The connection to hive works perfectly, and I can extract the data. Issue happens when i try to convert to Ray dataset.

Do these JARs need to be loaded manually? (if so, which JARs should i load?) I try to print the CLASSPATH in the notebook after seeing the error and i see it's empty (not sure if the spark process sees something different...)
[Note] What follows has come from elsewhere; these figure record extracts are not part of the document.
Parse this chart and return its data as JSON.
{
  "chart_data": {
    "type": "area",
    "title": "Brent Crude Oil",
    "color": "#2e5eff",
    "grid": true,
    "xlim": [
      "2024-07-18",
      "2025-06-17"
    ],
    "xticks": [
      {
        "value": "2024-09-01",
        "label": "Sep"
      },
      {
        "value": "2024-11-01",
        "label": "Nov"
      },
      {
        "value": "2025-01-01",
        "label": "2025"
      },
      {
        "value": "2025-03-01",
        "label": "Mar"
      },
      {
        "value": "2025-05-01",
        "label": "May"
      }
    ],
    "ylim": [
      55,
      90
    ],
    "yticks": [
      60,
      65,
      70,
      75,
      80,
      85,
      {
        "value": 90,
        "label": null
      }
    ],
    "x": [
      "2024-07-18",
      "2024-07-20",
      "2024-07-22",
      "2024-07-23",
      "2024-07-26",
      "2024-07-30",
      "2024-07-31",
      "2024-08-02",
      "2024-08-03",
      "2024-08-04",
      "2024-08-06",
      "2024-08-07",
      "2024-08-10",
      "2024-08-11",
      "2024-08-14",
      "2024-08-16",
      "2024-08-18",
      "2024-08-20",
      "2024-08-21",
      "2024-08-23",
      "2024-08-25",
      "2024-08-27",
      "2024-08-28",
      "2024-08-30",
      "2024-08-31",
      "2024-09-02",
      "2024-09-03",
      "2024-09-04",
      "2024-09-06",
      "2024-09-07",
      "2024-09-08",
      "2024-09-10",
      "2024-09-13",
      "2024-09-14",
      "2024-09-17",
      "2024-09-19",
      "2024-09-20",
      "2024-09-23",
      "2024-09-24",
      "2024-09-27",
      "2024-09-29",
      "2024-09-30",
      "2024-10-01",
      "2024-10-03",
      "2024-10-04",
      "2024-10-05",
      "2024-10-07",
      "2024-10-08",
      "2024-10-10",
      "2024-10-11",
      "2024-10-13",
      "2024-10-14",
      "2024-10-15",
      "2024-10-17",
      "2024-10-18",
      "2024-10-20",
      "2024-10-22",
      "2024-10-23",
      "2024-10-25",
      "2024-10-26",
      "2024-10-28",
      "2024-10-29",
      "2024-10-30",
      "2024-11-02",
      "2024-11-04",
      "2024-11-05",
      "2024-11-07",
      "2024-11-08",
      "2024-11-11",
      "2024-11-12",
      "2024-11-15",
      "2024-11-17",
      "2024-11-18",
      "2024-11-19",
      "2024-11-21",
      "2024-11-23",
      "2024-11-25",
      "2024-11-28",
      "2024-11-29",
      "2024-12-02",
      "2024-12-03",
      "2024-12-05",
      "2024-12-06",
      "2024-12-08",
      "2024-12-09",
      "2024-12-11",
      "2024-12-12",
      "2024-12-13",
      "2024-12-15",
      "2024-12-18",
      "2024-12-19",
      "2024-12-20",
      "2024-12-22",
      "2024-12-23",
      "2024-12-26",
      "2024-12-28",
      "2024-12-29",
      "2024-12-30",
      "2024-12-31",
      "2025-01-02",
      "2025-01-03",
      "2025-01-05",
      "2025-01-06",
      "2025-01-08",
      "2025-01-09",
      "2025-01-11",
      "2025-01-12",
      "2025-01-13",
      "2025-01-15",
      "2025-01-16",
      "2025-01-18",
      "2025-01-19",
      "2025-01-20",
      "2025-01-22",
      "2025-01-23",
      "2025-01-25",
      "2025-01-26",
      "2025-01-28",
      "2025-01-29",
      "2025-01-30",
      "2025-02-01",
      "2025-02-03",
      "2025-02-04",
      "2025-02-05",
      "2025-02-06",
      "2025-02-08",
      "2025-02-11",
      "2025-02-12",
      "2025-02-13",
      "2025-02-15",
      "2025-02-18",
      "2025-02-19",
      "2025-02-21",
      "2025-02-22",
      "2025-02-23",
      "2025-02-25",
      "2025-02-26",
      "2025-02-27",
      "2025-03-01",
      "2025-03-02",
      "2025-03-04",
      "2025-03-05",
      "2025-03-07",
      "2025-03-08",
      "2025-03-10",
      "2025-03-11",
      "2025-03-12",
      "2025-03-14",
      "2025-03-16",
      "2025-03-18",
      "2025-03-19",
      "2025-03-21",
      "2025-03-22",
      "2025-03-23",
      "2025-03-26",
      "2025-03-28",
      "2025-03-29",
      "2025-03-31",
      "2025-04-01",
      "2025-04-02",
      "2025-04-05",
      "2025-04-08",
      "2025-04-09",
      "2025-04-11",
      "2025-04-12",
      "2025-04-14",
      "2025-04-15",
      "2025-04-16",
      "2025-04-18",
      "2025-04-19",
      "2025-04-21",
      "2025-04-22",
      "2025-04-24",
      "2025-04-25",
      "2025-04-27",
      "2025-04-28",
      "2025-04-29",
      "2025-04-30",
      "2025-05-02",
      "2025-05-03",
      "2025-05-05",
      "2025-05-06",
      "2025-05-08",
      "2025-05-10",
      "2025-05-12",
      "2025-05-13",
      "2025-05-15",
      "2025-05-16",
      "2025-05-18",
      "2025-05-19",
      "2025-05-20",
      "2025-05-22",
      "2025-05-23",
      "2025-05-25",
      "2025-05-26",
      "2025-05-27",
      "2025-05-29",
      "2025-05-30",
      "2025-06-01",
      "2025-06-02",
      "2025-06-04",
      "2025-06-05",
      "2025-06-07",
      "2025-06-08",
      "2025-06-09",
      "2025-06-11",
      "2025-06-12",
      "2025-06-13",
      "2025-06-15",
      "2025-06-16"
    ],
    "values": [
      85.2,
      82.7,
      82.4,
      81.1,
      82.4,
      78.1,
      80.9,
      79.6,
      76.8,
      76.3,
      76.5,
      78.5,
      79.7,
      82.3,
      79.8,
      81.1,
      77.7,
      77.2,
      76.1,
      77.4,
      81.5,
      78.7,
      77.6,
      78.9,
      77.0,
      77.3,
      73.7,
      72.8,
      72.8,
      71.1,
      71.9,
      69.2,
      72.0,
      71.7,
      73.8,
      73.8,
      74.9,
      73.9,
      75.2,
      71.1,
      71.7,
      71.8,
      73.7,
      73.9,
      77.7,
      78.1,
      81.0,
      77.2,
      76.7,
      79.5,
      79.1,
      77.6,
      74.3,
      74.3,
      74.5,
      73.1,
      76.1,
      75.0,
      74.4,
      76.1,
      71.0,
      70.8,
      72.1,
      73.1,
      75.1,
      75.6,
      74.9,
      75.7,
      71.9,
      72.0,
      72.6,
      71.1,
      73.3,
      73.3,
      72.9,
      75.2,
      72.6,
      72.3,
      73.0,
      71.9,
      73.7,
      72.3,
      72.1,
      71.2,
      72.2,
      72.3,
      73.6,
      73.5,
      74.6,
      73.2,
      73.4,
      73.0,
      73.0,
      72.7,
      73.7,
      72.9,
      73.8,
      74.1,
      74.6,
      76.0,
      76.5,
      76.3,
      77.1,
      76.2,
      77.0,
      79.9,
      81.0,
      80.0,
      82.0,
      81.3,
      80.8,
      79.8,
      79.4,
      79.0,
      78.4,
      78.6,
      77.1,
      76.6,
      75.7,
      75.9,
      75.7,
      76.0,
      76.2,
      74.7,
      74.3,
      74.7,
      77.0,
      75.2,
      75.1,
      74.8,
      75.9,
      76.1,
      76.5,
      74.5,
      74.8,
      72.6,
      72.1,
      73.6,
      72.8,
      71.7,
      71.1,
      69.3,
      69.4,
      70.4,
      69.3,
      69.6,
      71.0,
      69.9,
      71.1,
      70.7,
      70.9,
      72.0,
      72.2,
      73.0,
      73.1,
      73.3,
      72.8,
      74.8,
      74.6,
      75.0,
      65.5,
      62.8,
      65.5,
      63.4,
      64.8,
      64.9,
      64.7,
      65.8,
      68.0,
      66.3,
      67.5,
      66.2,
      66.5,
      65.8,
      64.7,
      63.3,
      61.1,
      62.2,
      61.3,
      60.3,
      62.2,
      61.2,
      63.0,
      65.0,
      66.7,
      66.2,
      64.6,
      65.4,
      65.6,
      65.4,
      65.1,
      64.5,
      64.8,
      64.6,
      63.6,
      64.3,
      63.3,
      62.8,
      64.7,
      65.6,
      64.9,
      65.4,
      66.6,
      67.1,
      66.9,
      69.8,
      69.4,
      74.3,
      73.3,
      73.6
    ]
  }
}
andreapiso commented 2 years ago

Hi - I tried to load the RayDP JAR manually in spark-defaults.conf:

spark.driver.extraClassPath=/home/.local/lib/python3.9/site-packages/raydp/jars/raydp-0.5.0-SNAPSHOT.jar
spark.executor.extraClassPath=/home/.local/lib/python3.9/site-packages/raydp/jars/raydp-0.5.0-SNAPSHOT.jar

Now the error is different:

Py4JError: org.apache.spark.sql.raydp.ObjectStoreWriter does not exist in the JVM

Is there a list of JARs that need to be included?

andreapiso commented 2 years ago

Looks like we solved the problem! Apparently the issue was that i was calling once SparkContext() before setting up the SparkDP - apparently that messes things up.

kira-lin commented 2 years ago

Glad you solved it! Do you mean you create a SparkContext before using raydp to create it?

andreapiso commented 2 years ago

yes - if you somehow write:

from pyspark import SparkContext

SparkContext()

import ray
import raydp

ray.init()
spark = raydp.init_spark(...)

things work when you stay in the spark world but will break when you try to interact with Ray.

PS: I had no reason to use spark context - i was just using it to make sure spark was running properly (e.g. my local spark instead of the kubernetes one in the cluster).